Everyday Allergen-Free

View Original

Poppy Seed Pull Apart Buns - An Egg Free "Eggy" Bun

Can you believe these flaky, chewy buns are free from egg, dairy, and soy? With absolutely no compromise on flavor and texture.

Poppy Seed Pull Apart Buns - An Egg Free "Eggy" Bun

*This post was sponsored by Hockley Valley Spelt Flour, available at Loblaws, Fortino’s, Zehrs, and Real Canadian Superstore, and more (visit their website to see a list of grocers).

The tops are golden brown, with a very thin and soft crust.

Poppy Seed Pull Apart Buns - An Egg Free "Eggy" Bun

If I told you that these fluffy, chewy, pull apart buns didn’t contain egg, you probably wouldn’t believe me. But they are in fact a vegan, yeast-risen bread. The outside is golden brown with a very thin and soft crust. The outside is soft and squishy, aerated, and pale yellow, flecked with poppy seeds throughout.

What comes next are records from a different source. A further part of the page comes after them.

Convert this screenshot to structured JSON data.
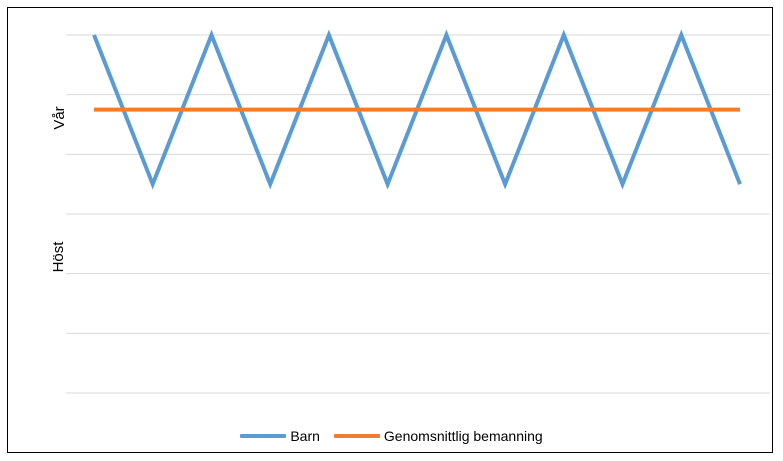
{
  "chart_data": {
    "type": "line",
    "title": "",
    "xlabel": "",
    "ylabel": "",
    "y_tick_labels": [
      "Vår",
      "Höst"
    ],
    "ylim": [
      0,
      6
    ],
    "grid": true,
    "legend_position": "bottom",
    "x": [
      0,
      1,
      2,
      3,
      4,
      5,
      6,
      7,
      8,
      9,
      10,
      11
    ],
    "series": [
      {
        "name": "Barn",
        "color": "#5b9bd5",
        "values": [
          6,
          3.5,
          6,
          3.5,
          6,
          3.5,
          6,
          3.5,
          6,
          3.5,
          6,
          3.5
        ]
      },
      {
        "name": "Genomsnittlig bemanning",
        "color": "#ed7d31",
        "values": [
          4.75,
          4.75,
          4.75,
          4.75,
          4.75,
          4.75,
          4.75,
          4.75,
          4.75,
          4.75,
          4.75,
          4.75
        ]
      }
    ]
  }
}
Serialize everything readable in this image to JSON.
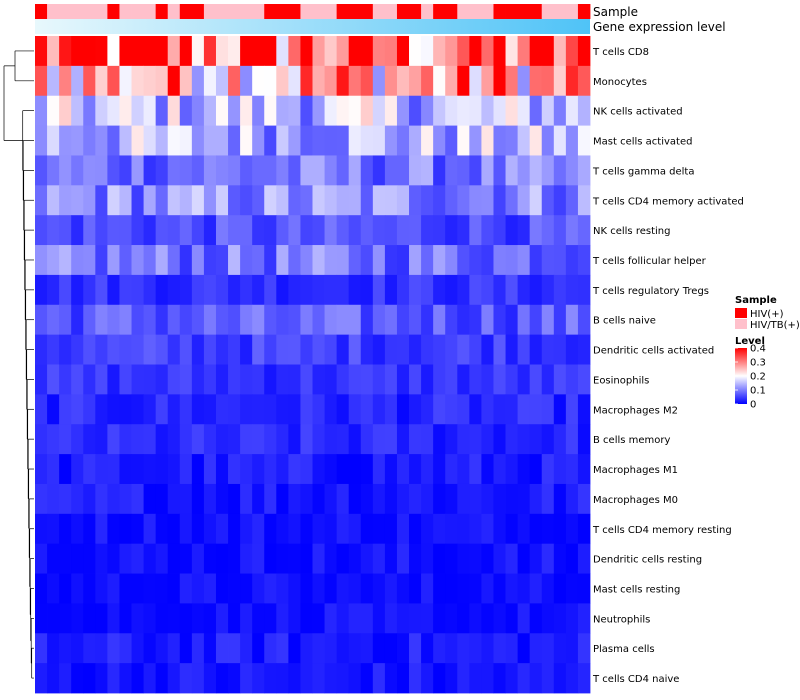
{
  "chart_data": {
    "type": "heatmap",
    "title": "",
    "n_columns": 46,
    "annotation_rows": [
      {
        "label": "Sample"
      },
      {
        "label": "Gene expression level"
      }
    ],
    "sample_groups": [
      "HIV(+)",
      "HIV/TB(+)",
      "HIV/TB(+)",
      "HIV/TB(+)",
      "HIV/TB(+)",
      "HIV/TB(+)",
      "HIV(+)",
      "HIV/TB(+)",
      "HIV/TB(+)",
      "HIV/TB(+)",
      "HIV(+)",
      "HIV/TB(+)",
      "HIV(+)",
      "HIV(+)",
      "HIV/TB(+)",
      "HIV/TB(+)",
      "HIV/TB(+)",
      "HIV/TB(+)",
      "HIV/TB(+)",
      "HIV(+)",
      "HIV(+)",
      "HIV(+)",
      "HIV/TB(+)",
      "HIV/TB(+)",
      "HIV/TB(+)",
      "HIV(+)",
      "HIV(+)",
      "HIV(+)",
      "HIV/TB(+)",
      "HIV/TB(+)",
      "HIV(+)",
      "HIV(+)",
      "HIV/TB(+)",
      "HIV(+)",
      "HIV(+)",
      "HIV/TB(+)",
      "HIV/TB(+)",
      "HIV/TB(+)",
      "HIV(+)",
      "HIV(+)",
      "HIV(+)",
      "HIV(+)",
      "HIV/TB(+)",
      "HIV/TB(+)",
      "HIV/TB(+)",
      "HIV(+)"
    ],
    "rows": [
      "T cells CD8",
      "Monocytes",
      "NK cells activated",
      "Mast cells activated",
      "T cells gamma delta",
      "T cells CD4 memory activated",
      "NK cells resting",
      "T cells follicular helper",
      "T cells regulatory  Tregs",
      "B cells naive",
      "Dendritic cells activated",
      "Eosinophils",
      "Macrophages M2",
      "B cells memory",
      "Macrophages M1",
      "Macrophages M0",
      "T cells CD4 memory resting",
      "Dendritic cells resting",
      "Mast cells resting",
      "Neutrophils",
      "Plasma cells",
      "T cells CD4 naive"
    ],
    "row_means": [
      0.33,
      0.27,
      0.15,
      0.14,
      0.09,
      0.11,
      0.06,
      0.09,
      0.04,
      0.07,
      0.05,
      0.04,
      0.03,
      0.03,
      0.02,
      0.02,
      0.01,
      0.01,
      0.005,
      0.005,
      0.02,
      0.015
    ],
    "value_range": [
      0,
      0.4
    ],
    "dendrogram": "rows",
    "legends": {
      "sample": {
        "title": "Sample",
        "entries": [
          {
            "label": "HIV(+)",
            "color": "#ff0000"
          },
          {
            "label": "HIV/TB(+)",
            "color": "#ffc0cb"
          }
        ]
      },
      "level": {
        "title": "Level",
        "ticks": [
          "0.4",
          "0.3",
          "0.2",
          "0.1",
          "0"
        ],
        "tick_values": [
          0.4,
          0.3,
          0.2,
          0.1,
          0
        ]
      }
    },
    "colors": {
      "low": "#0000ff",
      "mid": "#ffffff",
      "high": "#ff0000",
      "expression_low": "#e8f8fc",
      "expression_high": "#4fc3f7"
    }
  }
}
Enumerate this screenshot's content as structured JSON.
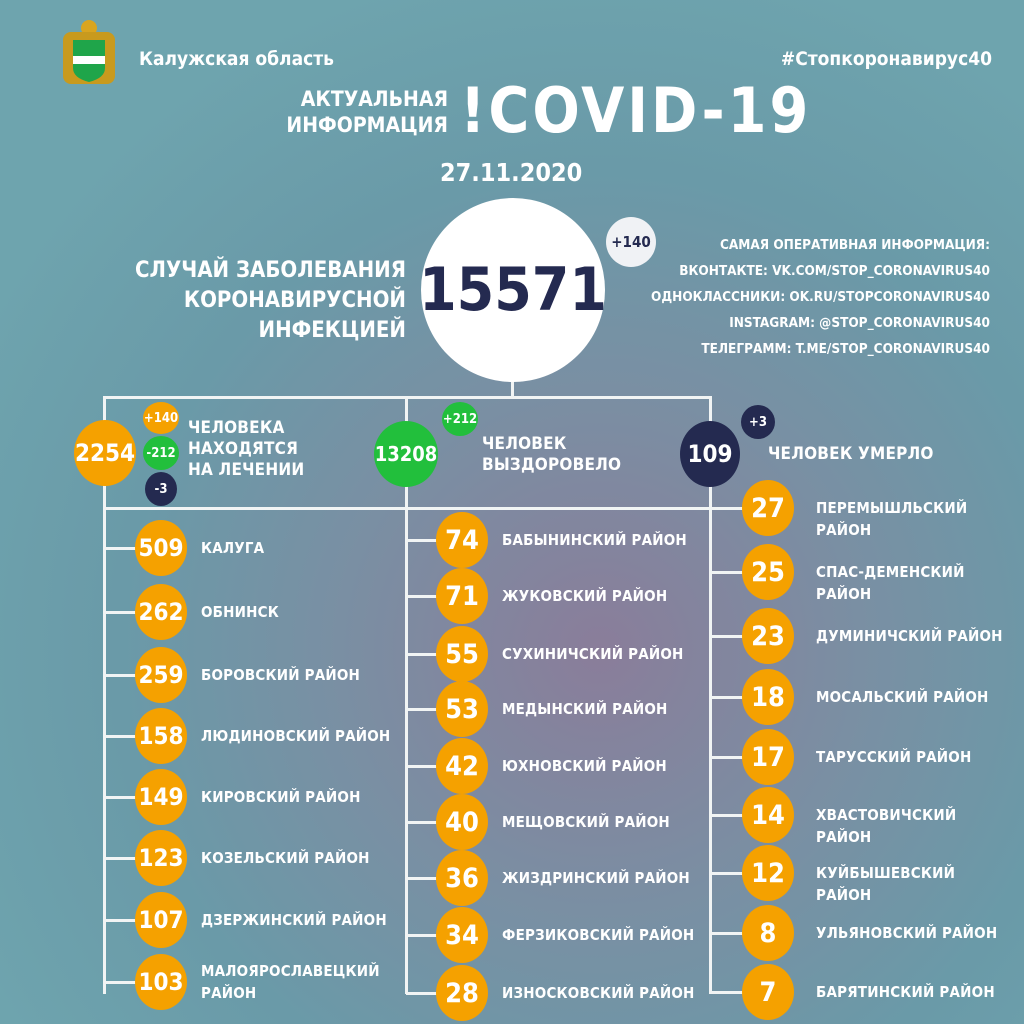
{
  "header": {
    "region": "Калужская область",
    "hashtag": "#Стопкоронавирус40",
    "title_small_1": "АКТУАЛЬНАЯ",
    "title_small_2": "ИНФОРМАЦИЯ",
    "title_big": "!COVID-19",
    "date": "27.11.2020"
  },
  "total": {
    "label_1": "СЛУЧАЙ ЗАБОЛЕВАНИЯ",
    "label_2": "КОРОНАВИРУСНОЙ ИНФЕКЦИЕЙ",
    "value": "15571",
    "delta": "+140"
  },
  "links": [
    "САМАЯ ОПЕРАТИВНАЯ ИНФОРМАЦИЯ:",
    "ВКОНТАКТЕ: VK.COM/STOP_CORONAVIRUS40",
    "ОДНОКЛАССНИКИ: OK.RU/STOPCORONAVIRUS40",
    "INSTAGRAM: @STOP_CORONAVIRUS40",
    "ТЕЛЕГРАММ: T.ME/STOP_CORONAVIRUS40"
  ],
  "treatment": {
    "value": "2254",
    "plus": "+140",
    "minus": "-212",
    "dead": "-3",
    "label_1": "ЧЕЛОВЕКА",
    "label_2": "НАХОДЯТСЯ",
    "label_3": "НА ЛЕЧЕНИИ"
  },
  "recovered": {
    "value": "13208",
    "delta": "+212",
    "label_1": "ЧЕЛОВЕК",
    "label_2": "ВЫЗДОРОВЕЛО"
  },
  "died": {
    "value": "109",
    "delta": "+3",
    "label": "ЧЕЛОВЕК УМЕРЛО"
  },
  "colors": {
    "orange": "#f5a100",
    "green": "#22bf3c",
    "navy": "#242a50"
  },
  "districts": [
    [
      {
        "v": "509",
        "n": "КАЛУГА"
      },
      {
        "v": "262",
        "n": "ОБНИНСК"
      },
      {
        "v": "259",
        "n": "БОРОВСКИЙ РАЙОН"
      },
      {
        "v": "158",
        "n": "ЛЮДИНОВСКИЙ РАЙОН"
      },
      {
        "v": "149",
        "n": "КИРОВСКИЙ РАЙОН"
      },
      {
        "v": "123",
        "n": "КОЗЕЛЬСКИЙ РАЙОН"
      },
      {
        "v": "107",
        "n": "ДЗЕРЖИНСКИЙ РАЙОН"
      },
      {
        "v": "103",
        "n": "МАЛОЯРОСЛАВЕЦКИЙ РАЙОН"
      }
    ],
    [
      {
        "v": "74",
        "n": "БАБЫНИНСКИЙ РАЙОН"
      },
      {
        "v": "71",
        "n": "ЖУКОВСКИЙ РАЙОН"
      },
      {
        "v": "55",
        "n": "СУХИНИЧСКИЙ РАЙОН"
      },
      {
        "v": "53",
        "n": "МЕДЫНСКИЙ РАЙОН"
      },
      {
        "v": "42",
        "n": "ЮХНОВСКИЙ РАЙОН"
      },
      {
        "v": "40",
        "n": "МЕЩОВСКИЙ РАЙОН"
      },
      {
        "v": "36",
        "n": "ЖИЗДРИНСКИЙ РАЙОН"
      },
      {
        "v": "34",
        "n": "ФЕРЗИКОВСКИЙ РАЙОН"
      },
      {
        "v": "28",
        "n": "ИЗНОСКОВСКИЙ РАЙОН"
      }
    ],
    [
      {
        "v": "27",
        "n": "ПЕРЕМЫШЛЬСКИЙ РАЙОН"
      },
      {
        "v": "25",
        "n": "СПАС-ДЕМЕНСКИЙ РАЙОН"
      },
      {
        "v": "23",
        "n": "ДУМИНИЧСКИЙ РАЙОН"
      },
      {
        "v": "18",
        "n": "МОСАЛЬСКИЙ РАЙОН"
      },
      {
        "v": "17",
        "n": "ТАРУССКИЙ РАЙОН"
      },
      {
        "v": "14",
        "n": "ХВАСТОВИЧСКИЙ РАЙОН"
      },
      {
        "v": "12",
        "n": "КУЙБЫШЕВСКИЙ РАЙОН"
      },
      {
        "v": "8",
        "n": "УЛЬЯНОВСКИЙ РАЙОН"
      },
      {
        "v": "7",
        "n": "БАРЯТИНСКИЙ РАЙОН"
      }
    ]
  ]
}
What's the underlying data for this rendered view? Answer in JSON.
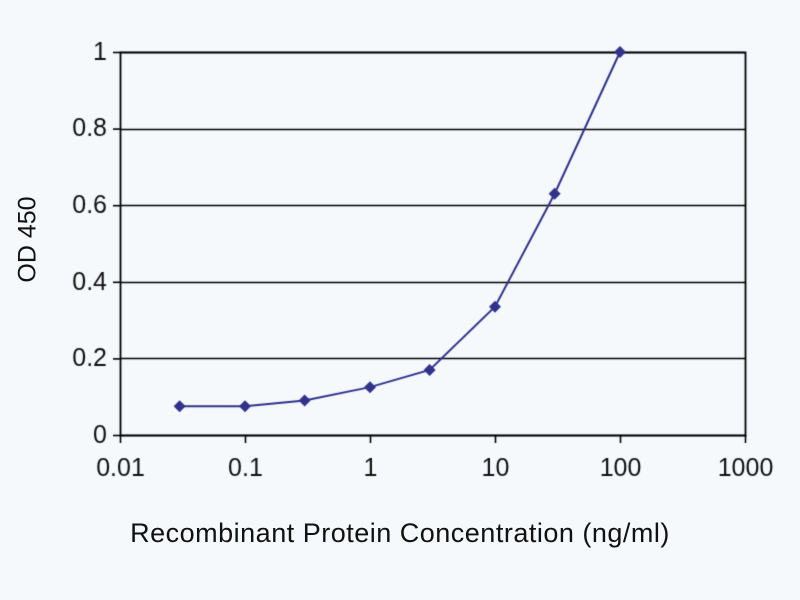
{
  "chart_data": {
    "type": "line",
    "title": "",
    "xlabel": "Recombinant Protein Concentration (ng/ml)",
    "ylabel": "OD 450",
    "xscale": "log",
    "x": [
      0.03,
      0.1,
      0.3,
      1,
      3,
      10,
      30,
      100
    ],
    "y": [
      0.075,
      0.075,
      0.09,
      0.125,
      0.17,
      0.335,
      0.63,
      1.0
    ],
    "xlim": [
      0.01,
      1000
    ],
    "ylim": [
      0,
      1
    ],
    "xticks": [
      0.01,
      0.1,
      1,
      10,
      100,
      1000
    ],
    "xtick_labels": [
      "0.01",
      "0.1",
      "1",
      "10",
      "100",
      "1000"
    ],
    "yticks": [
      0,
      0.2,
      0.4,
      0.6,
      0.8,
      1
    ],
    "ytick_labels": [
      "0",
      "0.2",
      "0.4",
      "0.6",
      "0.8",
      "1"
    ],
    "grid": "horizontal",
    "legend": false,
    "line_color": "#32328c",
    "marker": "diamond",
    "marker_color": "#32328c",
    "axis_color": "#000000",
    "text_color": "#111111",
    "background_color": "#f5f9fc"
  }
}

For me, the most satisfying part of this recipe is when you pull the buns apart and expose their flaky, soft interior. Although pull-apart buns are often associated with sweetness, I wanted to add that delightful textural element to this savory recipe. Don’t let the ingredients fool you - the flavors of the sugar and vanilla extract actually don’t come through in a prominent way. Rather, the sugar feeds the yeast and allows it to rise so beautifully, and the vanilla softens the edges of the lemon without tasting like vanilla.

Split these buns in half, toast, and serve with your favorite jam or honey for breakfast. Use them as slider buns. Heck just grab a bun and bite into it! They are delicious paired with both sweet and savory accompaniments.

Starring my favorite flour, Hockley Valley Light Spelt Flour.

This is the dough after its first rise. It should rise up to over twice its original volume.

This is the dough after it has been divided into portions and shaped, then placed into the baking dish. Now it will go for a second rise of a half hour. The second rise is very important as it will have a major impact on the final texture of the buns. Don’t skip the second rise!

These are the buns after their second rise. You’ll notice that they are fluffy and puffy, and all squished together. After this stage, they will be brushed with plant based milk (I used my homemade barista style rice milk) and baked until they are golden brown.

And here is the final product! They are impossible to resist. Get ‘em while they’re warm.

I like to bake them with the poppy seeds dispersed throughout, as opposed to sprinkling the seeds on top.

Click the link below to scroll through THE BEST DAIRY FREE, NUT FREE PASTA RECIPES

There are so many ways you can serve these buns, whether it be just with a simple jam or honey, or as slider buns for your favorite sandwich.

Ingredients for Lemon Poppy Seed Pull Apart Bread

  • 3 cups spelt flour

  • 1/4 cup sugar

  • 1 1/2 tsp poppy seeds

  • 1/2 tsp sea salt

  • 1 1/2 tsp yeast

  • 2/3 cups warm water

  • 2/3 cup your choice of plant based milk (I used my homemade barista style rice milk)

  • 1/4 cup lemon juice - more lemon juice

  • 1/2 tsp pure vanilla extract

  • 1/4 cup olive oil

  • A couple tbsp of plant based milk for brushing on the tops before baking

How to make Lemon Poppy Seed Pull Apart Bread

  1. Add the spelt flour, sugar, poppy seeds, and sea salt to a large mixing bowl and mix well. Make a well in the center and add the yeast, then pour in the warm water. Let the yeast bloom for 10 minutes.

  2. Add the plant based milk, lemon juice, vanilla extract, and olive oil, and mix the wet ingredients together in the well you have made. Then begin pulling in flour from the sides and mixing until it comes together into a rough dough. Use your hands to knead the dough for one minute.

  3. Transfer the dough to a large, oiled bowl. Cover it with plastic wrap or a tea towel and allow to rise until it has more than doubled in size. This could take 1.5 - 2 hours depending on your environment.

  4. Preheat the oven to 410F

  5. Divide the dough into 12 pieces and shape each one into a bun. Tuck the buns into a baking tray dish lined with parchment paper. I used an 8 x 8 inch square ceramic baking dish. Let the buns rise in the dish for a half hour.

  6. Once risen, they should be quite puffy. Brush the tops with some more of your plant based milk. Place the dish in the preheated oven and bake for 18 - 22 minutes, or until the tops are golden brown and the insides are fluffy.

  7. Pull the buns apart and serve warm.

Makes 12 buns

In this photo, I’ve served them with my homemade vegan butter.